Another factor that may increase annuitization in the near future is changes in federal regulations. First, in-plan qualified longevity annuity contracts—QLACs—will become more widely available. Second, the decision to allow annuities within target-date funds could make it easier for participants to consider the annuity option.
In the meantime, however, some plans have much higher annuitization rates and those cases provide insights into retirees’ decision-making processes. At TIAA-CREF, which provides retirement plans to employees of educational and non-profit institutions, the annuitization rate been holding at about 40 percent, according to Ed Moslander, senior managing director and head of institutional client services at the firm in New York City. That figure has increased from about 30 percent in 2009, he says. He cites several possible reasons behind the recent rise and the overall high rate. Recently, the economic uncertainty that dominated in 2008-2009 possibly led retirees to seek greater income security, he speculates. From a historical perspective, most employees in higher education and non-profits did not participate in defined benefit plans. Consequently, they viewed their 403(b) accounts as a primary source of retirement income, unlike 401(k) plans, which many consider a wealth accumulation vehicle. That viewpoint meant that annuitizing at least part of their 403(b) plan balance was a natural progression for many retirees.
TIAA-CREF’s research into the annuitization decision provides additional insights. A 2010 study highlights several that advisors should consider:
- Investing in retirement plan annuities during the working years influences the annuitization decision: “Retirees who have annuitized their retirement savings are more than twice as likely, compared with retirees who have not annuitized, to have saved through an annuity in a DC plan while working.”
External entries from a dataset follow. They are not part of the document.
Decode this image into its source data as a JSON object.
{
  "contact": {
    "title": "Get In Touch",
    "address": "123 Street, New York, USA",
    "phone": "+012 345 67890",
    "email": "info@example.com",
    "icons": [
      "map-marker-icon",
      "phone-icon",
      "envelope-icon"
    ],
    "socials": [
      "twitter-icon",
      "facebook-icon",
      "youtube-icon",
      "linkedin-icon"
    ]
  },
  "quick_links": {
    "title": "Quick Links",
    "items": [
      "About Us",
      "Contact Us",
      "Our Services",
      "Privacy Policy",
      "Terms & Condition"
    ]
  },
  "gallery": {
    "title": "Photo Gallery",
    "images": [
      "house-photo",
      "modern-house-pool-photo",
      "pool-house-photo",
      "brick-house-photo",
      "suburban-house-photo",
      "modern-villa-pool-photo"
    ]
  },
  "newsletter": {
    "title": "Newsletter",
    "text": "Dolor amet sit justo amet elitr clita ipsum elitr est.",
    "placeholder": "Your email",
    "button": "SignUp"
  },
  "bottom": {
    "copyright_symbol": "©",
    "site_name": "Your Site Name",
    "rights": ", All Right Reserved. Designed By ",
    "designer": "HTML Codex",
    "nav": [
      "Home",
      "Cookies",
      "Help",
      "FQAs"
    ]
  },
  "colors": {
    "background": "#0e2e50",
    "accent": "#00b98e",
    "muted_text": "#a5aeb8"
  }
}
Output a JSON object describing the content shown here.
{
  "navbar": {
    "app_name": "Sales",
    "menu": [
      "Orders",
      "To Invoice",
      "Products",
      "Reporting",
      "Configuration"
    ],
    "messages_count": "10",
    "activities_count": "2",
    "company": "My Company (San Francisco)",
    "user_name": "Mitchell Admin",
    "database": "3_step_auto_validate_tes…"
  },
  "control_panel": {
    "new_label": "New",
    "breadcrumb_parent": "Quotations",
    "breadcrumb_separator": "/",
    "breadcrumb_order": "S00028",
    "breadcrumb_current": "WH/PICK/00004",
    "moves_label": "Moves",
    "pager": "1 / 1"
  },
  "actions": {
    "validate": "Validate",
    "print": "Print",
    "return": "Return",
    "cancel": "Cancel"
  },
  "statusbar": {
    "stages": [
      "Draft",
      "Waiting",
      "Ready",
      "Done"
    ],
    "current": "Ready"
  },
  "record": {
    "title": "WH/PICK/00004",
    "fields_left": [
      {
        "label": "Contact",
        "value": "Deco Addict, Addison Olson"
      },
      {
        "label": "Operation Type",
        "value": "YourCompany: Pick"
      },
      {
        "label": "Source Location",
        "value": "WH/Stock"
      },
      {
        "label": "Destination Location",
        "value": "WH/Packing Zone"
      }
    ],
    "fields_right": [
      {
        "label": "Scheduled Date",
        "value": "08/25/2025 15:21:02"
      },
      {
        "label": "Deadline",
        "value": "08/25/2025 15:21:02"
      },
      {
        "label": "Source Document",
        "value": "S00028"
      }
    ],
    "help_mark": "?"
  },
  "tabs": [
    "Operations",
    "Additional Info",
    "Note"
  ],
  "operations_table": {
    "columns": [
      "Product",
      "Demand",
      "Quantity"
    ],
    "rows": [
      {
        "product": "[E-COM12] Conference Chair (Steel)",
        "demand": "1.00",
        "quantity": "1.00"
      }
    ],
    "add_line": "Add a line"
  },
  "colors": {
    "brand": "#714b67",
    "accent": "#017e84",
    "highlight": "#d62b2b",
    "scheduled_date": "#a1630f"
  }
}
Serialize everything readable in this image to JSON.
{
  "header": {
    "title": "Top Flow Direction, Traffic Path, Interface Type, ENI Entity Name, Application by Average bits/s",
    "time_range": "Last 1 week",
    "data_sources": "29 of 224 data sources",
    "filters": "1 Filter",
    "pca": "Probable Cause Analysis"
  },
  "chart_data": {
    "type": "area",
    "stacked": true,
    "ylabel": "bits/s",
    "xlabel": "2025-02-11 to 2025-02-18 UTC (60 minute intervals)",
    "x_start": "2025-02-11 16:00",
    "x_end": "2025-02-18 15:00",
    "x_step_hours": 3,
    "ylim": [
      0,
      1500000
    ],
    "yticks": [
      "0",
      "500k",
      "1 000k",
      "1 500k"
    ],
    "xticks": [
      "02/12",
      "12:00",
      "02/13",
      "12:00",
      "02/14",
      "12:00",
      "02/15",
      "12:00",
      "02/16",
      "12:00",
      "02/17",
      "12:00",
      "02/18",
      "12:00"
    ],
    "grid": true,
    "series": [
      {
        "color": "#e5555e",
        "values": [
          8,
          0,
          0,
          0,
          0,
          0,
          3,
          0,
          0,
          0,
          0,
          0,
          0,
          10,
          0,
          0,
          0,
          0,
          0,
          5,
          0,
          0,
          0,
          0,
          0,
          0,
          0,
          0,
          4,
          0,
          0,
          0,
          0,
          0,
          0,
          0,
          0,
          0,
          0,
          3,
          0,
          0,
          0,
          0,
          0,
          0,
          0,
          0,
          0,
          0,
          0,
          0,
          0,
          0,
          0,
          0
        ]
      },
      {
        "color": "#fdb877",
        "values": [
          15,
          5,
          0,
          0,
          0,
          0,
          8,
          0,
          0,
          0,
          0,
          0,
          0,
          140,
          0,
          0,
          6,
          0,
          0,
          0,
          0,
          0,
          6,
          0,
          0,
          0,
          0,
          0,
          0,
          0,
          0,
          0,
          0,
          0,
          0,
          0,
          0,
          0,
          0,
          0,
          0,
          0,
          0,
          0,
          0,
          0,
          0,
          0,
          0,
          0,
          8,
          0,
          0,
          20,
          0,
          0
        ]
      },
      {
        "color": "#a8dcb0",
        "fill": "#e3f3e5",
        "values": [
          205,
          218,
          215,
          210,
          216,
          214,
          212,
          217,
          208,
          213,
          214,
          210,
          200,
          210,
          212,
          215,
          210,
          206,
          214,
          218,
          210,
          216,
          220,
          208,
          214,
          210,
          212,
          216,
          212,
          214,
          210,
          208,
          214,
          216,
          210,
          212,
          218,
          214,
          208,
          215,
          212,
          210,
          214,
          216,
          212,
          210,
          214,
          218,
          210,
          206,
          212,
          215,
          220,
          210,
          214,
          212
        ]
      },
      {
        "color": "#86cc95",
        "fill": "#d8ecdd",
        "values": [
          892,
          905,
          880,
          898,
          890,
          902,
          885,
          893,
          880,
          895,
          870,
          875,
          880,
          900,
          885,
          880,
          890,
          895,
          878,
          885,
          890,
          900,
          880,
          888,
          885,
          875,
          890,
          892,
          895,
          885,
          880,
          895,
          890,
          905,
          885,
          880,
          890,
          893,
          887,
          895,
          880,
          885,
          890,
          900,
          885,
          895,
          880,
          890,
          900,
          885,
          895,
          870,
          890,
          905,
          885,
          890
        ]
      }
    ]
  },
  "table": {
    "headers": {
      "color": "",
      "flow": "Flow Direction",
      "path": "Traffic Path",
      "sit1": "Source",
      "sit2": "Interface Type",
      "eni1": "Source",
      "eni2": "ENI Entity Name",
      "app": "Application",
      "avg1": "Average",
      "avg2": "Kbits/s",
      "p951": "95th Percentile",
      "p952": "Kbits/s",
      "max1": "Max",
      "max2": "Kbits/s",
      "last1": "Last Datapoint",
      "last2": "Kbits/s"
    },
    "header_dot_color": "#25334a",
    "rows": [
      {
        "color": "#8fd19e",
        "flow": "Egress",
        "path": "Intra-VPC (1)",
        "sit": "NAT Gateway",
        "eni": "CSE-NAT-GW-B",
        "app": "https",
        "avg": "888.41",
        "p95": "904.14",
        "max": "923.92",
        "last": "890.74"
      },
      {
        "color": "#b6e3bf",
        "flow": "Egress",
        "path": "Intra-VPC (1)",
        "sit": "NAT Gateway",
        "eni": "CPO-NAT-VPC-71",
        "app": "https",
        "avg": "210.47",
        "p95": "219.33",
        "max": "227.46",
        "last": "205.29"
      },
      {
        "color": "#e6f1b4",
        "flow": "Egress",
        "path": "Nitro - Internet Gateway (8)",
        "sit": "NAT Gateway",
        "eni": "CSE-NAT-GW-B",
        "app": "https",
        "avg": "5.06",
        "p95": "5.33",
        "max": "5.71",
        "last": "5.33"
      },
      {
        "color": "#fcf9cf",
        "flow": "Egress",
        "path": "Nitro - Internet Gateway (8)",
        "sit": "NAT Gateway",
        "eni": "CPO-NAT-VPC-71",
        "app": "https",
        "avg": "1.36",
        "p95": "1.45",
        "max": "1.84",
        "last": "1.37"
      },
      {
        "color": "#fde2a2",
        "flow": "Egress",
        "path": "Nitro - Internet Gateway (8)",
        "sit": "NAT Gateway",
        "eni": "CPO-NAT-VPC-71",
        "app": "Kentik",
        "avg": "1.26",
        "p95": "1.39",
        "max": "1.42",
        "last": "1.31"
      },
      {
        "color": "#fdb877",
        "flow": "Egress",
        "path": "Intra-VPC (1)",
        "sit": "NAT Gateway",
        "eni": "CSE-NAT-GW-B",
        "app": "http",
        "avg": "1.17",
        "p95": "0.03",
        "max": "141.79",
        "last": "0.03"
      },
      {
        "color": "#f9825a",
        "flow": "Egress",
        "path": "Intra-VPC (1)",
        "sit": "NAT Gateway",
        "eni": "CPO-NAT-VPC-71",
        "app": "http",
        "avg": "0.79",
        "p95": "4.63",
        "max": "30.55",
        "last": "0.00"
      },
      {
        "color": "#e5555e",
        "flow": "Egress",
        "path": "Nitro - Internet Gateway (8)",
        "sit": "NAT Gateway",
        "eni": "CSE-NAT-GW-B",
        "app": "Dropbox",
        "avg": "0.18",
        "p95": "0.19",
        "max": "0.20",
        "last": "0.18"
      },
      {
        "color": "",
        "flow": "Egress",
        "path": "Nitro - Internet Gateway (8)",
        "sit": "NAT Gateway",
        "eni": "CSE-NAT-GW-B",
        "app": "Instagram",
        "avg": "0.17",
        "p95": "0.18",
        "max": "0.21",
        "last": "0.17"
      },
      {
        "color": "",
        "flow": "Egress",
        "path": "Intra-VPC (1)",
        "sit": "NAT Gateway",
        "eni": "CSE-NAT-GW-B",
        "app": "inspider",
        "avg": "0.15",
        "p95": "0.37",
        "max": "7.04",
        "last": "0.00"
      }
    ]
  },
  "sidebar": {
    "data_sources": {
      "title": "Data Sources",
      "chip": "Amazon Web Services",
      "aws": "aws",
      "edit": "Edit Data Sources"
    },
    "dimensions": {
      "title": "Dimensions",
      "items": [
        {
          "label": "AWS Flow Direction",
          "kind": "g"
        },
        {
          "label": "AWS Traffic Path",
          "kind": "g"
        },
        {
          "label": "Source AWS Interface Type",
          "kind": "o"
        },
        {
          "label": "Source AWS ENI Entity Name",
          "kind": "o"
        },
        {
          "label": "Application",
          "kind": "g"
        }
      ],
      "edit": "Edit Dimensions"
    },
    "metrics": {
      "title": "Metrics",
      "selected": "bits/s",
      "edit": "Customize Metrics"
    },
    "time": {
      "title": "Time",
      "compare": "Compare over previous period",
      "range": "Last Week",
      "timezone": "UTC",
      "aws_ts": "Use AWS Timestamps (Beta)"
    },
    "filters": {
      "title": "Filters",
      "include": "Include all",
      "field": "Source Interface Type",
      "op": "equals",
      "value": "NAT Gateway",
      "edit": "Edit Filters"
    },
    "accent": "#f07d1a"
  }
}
- For clients working with an advisor, the advisor’s perspective on annuitization matters: “Over one-half of retirees who have not annuitized have worked with a financial advisor and most of these tend to follow the advice received. But only 5 percent were advised to annuitize. By contrast, 71 percent of annuitized retirees report working with a financial advisor in deciding to purchase an annuity or implementing the buy decision.”
- Annuitants are satisfied with their decision: “57 percent of annuitants are very satisfied with the decision to purchase a payout annuity and an additional 32 percent are somewhat satisfied.”